FCA rules may inform standard of common law duty of care owed by financial adviser to client
17 July 2015
In this case, we consider the decision of the County Court in David Anderson v Openwork Ltd  EW Misc B14 (18 June 2015) in which it dismissed an appeal against an earlier decision, finding that where a financial adviser provides advice (rather than just information) to their client in circumstances where there is no statutory duty of care, the financial adviser owes their client a common law duty of care. In considering the extent of this duty, the County Court held that consideration should be given to the standards imposed by the relevant regulatory regime (in this case the rules in the FSA's Conduct of Business sourcebook (COB) in the FSA Handbook).
- The appellant (through its financial adviser) had made negligent misstatements relating to the bond.
- The advice given by appellant's financial adviser had breached rules in the FSA's Conduct of Business sourcebook (COB rules).
- The appellant had breached its common law duty of care owed to the respondent by failing to take reasonable steps to ensure that the bond was suitable for his needs.
First instance decision
- The respondent had not established a negligent misstatement in respect of the bond.
- The COB rules did not directly apply to the bond (on the basis that the bond was a "structured deposit" as defined in the FSA Handbook and was therefore not a "designated investment" for the purposes of those rules).
- In considering the extent of the duty of care that the appellant owed to the respondent, consideration should be given to the standards imposed by the COB rules, in particular the duties to:
- ensure that relevant information about the bond was known to the respondent;
- take reasonable steps to ensure that the bond was suitable for the respondent; and
- take reasonable steps to ensure that the respondent understood the risks associated with the bond.
- Had satisfied its duty to ensure that the relevant information about the bond was known to the respondent.
- Had not satisfied its duty to take reasonable steps to ensure that the respondent understood the risks associated with the bond.
- There is no need for a common law duty of care in these circumstances, given that Parliament has already devised a remedy for such cases (namely the mechanism in section 150 (now section 138D) of the Financial Services and Markets Act 2000 (FSMA), which gave private persons a cause of action for breach of certain FSA rules, including the COB rules).
- If such a common law duty of care arises in these circumstances, DJ Parker applied the wrong standard. By having regard to the standards imposed by the COB rules he imposed a much higher standard by which to assess whether this duty of care was satisfied than applies at common law.
- There was no evidence from which DJ Parker could find that the appellant had breached its duties to the respondent.
First ground of appeal: does a common law duty of care arise in these circumstances?
Second ground of appeal: what was the standard of the common law duty of care that arose?
- DJ Parker had not used the COB rules to define the standard of the common law duty of care that applied in this case. Rather, he "simply and understandably made reference in considering the duty to be applied". This approach was consistent with the Court of Appeal's judgment in Green and Rowley.

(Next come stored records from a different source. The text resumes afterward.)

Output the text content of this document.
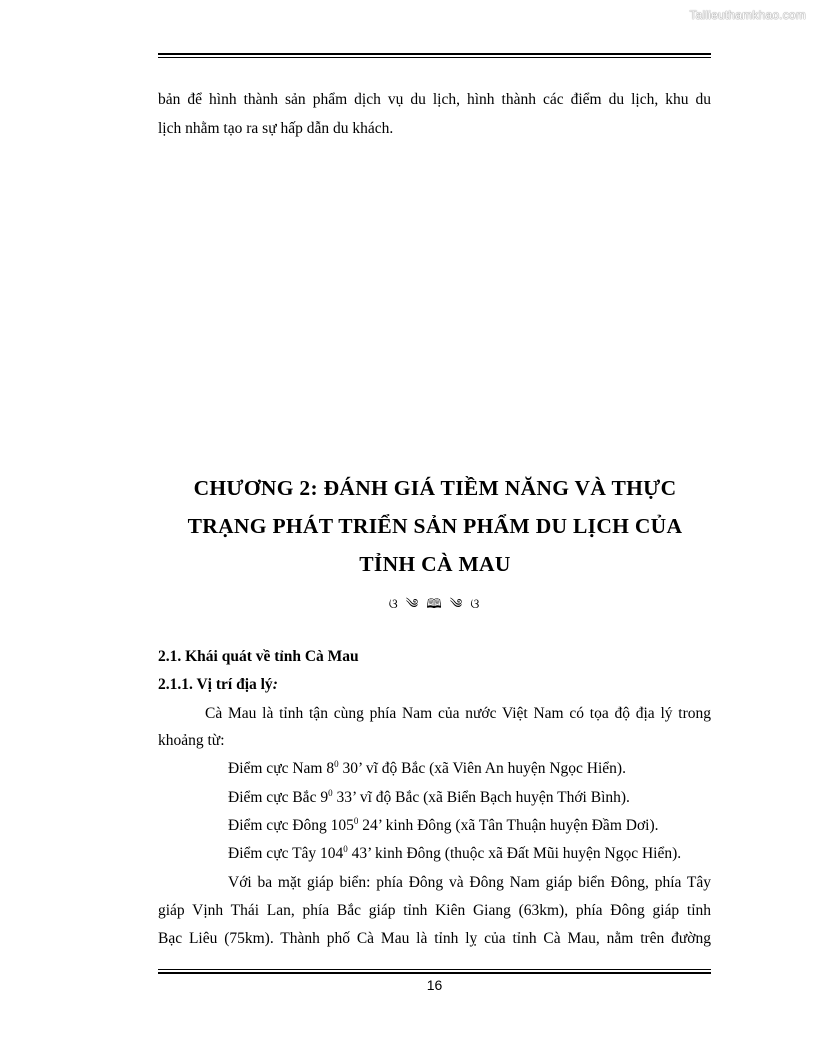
Tailieuthamkhao.com
bản để hình thành sản phẩm dịch vụ du lịch, hình thành các điểm du lịch, khu du
lịch nhằm tạo ra sự hấp dẫn du khách.
CHƯƠNG 2: ĐÁNH GIÁ TIỀM NĂNG VÀ THỰC
TRẠNG PHÁT TRIỂN SẢN PHẨM DU LỊCH CỦA
TỈNH CÀ MAU
ଓ ༄ 🕮 ༄ ଓ
2.1. Khái quát về tỉnh Cà Mau
2.1.1. Vị trí địa lý:
Cà Mau là tỉnh tận cùng phía Nam của nước Việt Nam có tọa độ địa lý trong
khoảng từ:
Điểm cực Nam $8^0$ 30’ vĩ độ Bắc (xã Viên An huyện Ngọc Hiển).
Điểm cực Bắc $9^0$ 33’ vĩ độ Bắc (xã Biển Bạch huyện Thới Bình).
Điểm cực Đông $105^0$ 24’ kinh Đông (xã Tân Thuận huyện Đầm Dơi).
Điểm cực Tây $104^0$ 43’ kinh Đông (thuộc xã Đất Mũi huyện Ngọc Hiển).
Với ba mặt giáp biển: phía Đông và Đông Nam giáp biển Đông, phía Tây
giáp Vịnh Thái Lan, phía Bắc giáp tỉnh Kiên Giang (63km), phía Đông giáp tỉnh
Bạc Liêu (75km). Thành phố Cà Mau là tỉnh lỵ của tỉnh Cà Mau, nằm trên đường
16
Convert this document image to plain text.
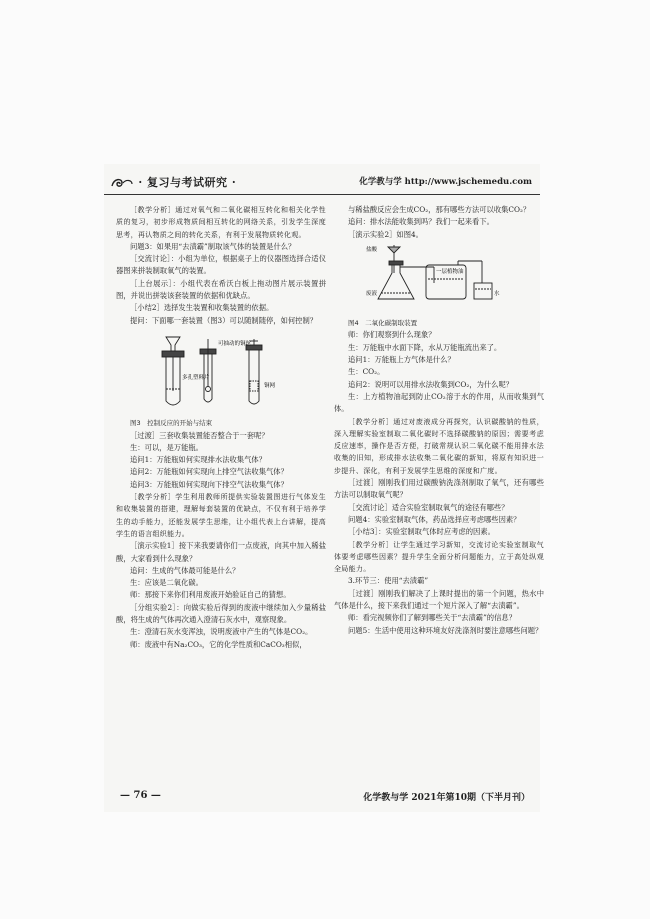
· 复习与考试研究 ·	化学教与学 http://www.jschemedu.com

［教学分析］通过对氧气和二氧化碳相互转化和相关化学性质的复习，初步形成物质间相互转化的网络关系，引发学生深度思考，再认物质之间的转化关系，有利于发展物质转化观。

问题3：如果用“去渍霸”制取该气体的装置是什么？

［交流讨论］：小组为单位，根据桌子上的仪器图选择合适仪器图来拼装制取氧气的装置。

［上台展示］：小组代表在希沃白板上拖动图片展示装置拼图，并说出拼装该套装置的依据和优缺点。

［小结2］选择发生装置和收集装置的依据。

提问：下面哪一套装置（图3）可以随制随停，如何控制？

可抽动的铜丝
多孔塑料片
铜网

图3　控制反应的开始与结束

［过渡］三套收集装置能否整合于一套呢？

生：可以，是万能瓶。

追问1：万能瓶如何实现排水法收集气体？

追问2：万能瓶如何实现向上排空气法收集气体？

追问3：万能瓶如何实现向下排空气法收集气体？

［教学分析］学生利用教师所提供实验装置图进行气体发生和收集装置的搭建，理解每套装置的优缺点，不仅有利于培养学生的动手能力，还能发展学生思维，让小组代表上台讲解，提高学生的语言组织能力。

［演示实验1］接下来我要请你们一点废液，向其中加入稀盐酸，大家看到什么现象？

追问：生成的气体最可能是什么？

生：应该是二氧化碳。

师：那接下来你们利用废液开始验证自己的猜想。

［分组实验2］：向做实验后得到的废液中继续加入少量稀盐酸，将生成的气体再次通入澄清石灰水中，观察现象。

生：澄清石灰水变浑浊，说明废液中产生的气体是CO₂。

师：废液中有Na₂CO₃，它的化学性质和CaCO₃相似，

与稀盐酸反应会生成CO₂，那有哪些方法可以收集CO₂？

追问：排水法能收集到吗？我们一起来看下。

［演示实验2］如图4。

盐酸
一层植物油
废液	水

图4　二氧化碳制取装置

师：你们观察到什么现象？

生：万能瓶中水面下降，水从万能瓶流出来了。

追问1：万能瓶上方气体是什么？

生：CO₂。

追问2：说明可以用排水法收集到CO₂，为什么呢？

生：上方植物油起到防止CO₂溶于水的作用，从而收集到气体。

［教学分析］通过对废液成分再探究，认识碳酸钠的性质，深入理解实验室制取二氧化碳时不选择碳酸钠的原因；需要考虑反应速率，操作是否方便，打破常规认识二氧化碳不能用排水法收集的旧知，形成排水法收集二氧化碳的新知，将原有知识进一步提升、深化，有利于发展学生思维的深度和广度。

［过渡］刚刚我们用过碳酸钠洗涤剂制取了氧气，还有哪些方法可以制取氧气呢？

［交流讨论］适合实验室制取氧气的途径有哪些？

问题4：实验室制取气体，药品选择应考虑哪些因素？

［小结3］：实验室制取气体时应考虑的因素。

［教学分析］让学生通过学习新知，交流讨论实验室制取气体要考虑哪些因素？提升学生全面分析问题能力，立于高处纵观全局能力。

3.环节三：使用“去渍霸”

［过渡］刚刚我们解决了上课时提出的第一个问题，热水中气体是什么，接下来我们通过一个短片深入了解“去渍霸”。

师：看完视频你们了解到哪些关于“去渍霸”的信息？

问题5：生活中使用这种环境友好洗涤剂时要注意哪些问题？

— 76 —	化学教与学 2021年第10期（下半月刊）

- In any event, the concepts in Green and Rowley that DJ Parker had referred to (such as know your client, ensuring the suitability of a financial product for a client's needs, and ensuring that a client understands the risks associated with a financial product) are "no more than basic duties which common sense dictates should be applied to any financial advisory situation; they are not unusual or esoteric; indeed it would be a strange toothless duty of care if advice was given, yet these obligations excluded". HHJ Raeside approved the District Judge's observation that "[i]t is difficult to see how reasonable skill and care could be taken in giving advice about a financial product without the essence of [the COB rules] being satisfied".
Third ground of appeal: was there in fact a breach of the common law duty of care in this case?
The decision in this case appears to provide greater clarity as to the precise nature and extent of the overlap between common law principles and rules derived from statute. In particular, HHJ Raeside held that DJ Parker was not wrong to refer to various provisions of the COB rules when determining the appropriate standard of the common law duty of care owed to the respondent on the basis that the duties outlined in the COB rules were "no more than basic duties" that "should be applied to any financial advisory situation".
Although the County Court did not consider whether or not other statutes or rules derived from statute are relevant in terms of determining the standard of a common law duty of care, it did not rule out the possibility that the standard of a common law duty of care could be supplemented in this way in other situations. As a result, financial advisers and financial institutions should be aware that, even if provisions in the FCA Handbook do not apply to a particular situation or to a particular product, they may nonetheless be applied by a court to determine the appropriate standard of a common law duty of care.
David Anderson v Openwork Ltd  EW Misc B14 (18 June 2015) (Bailii).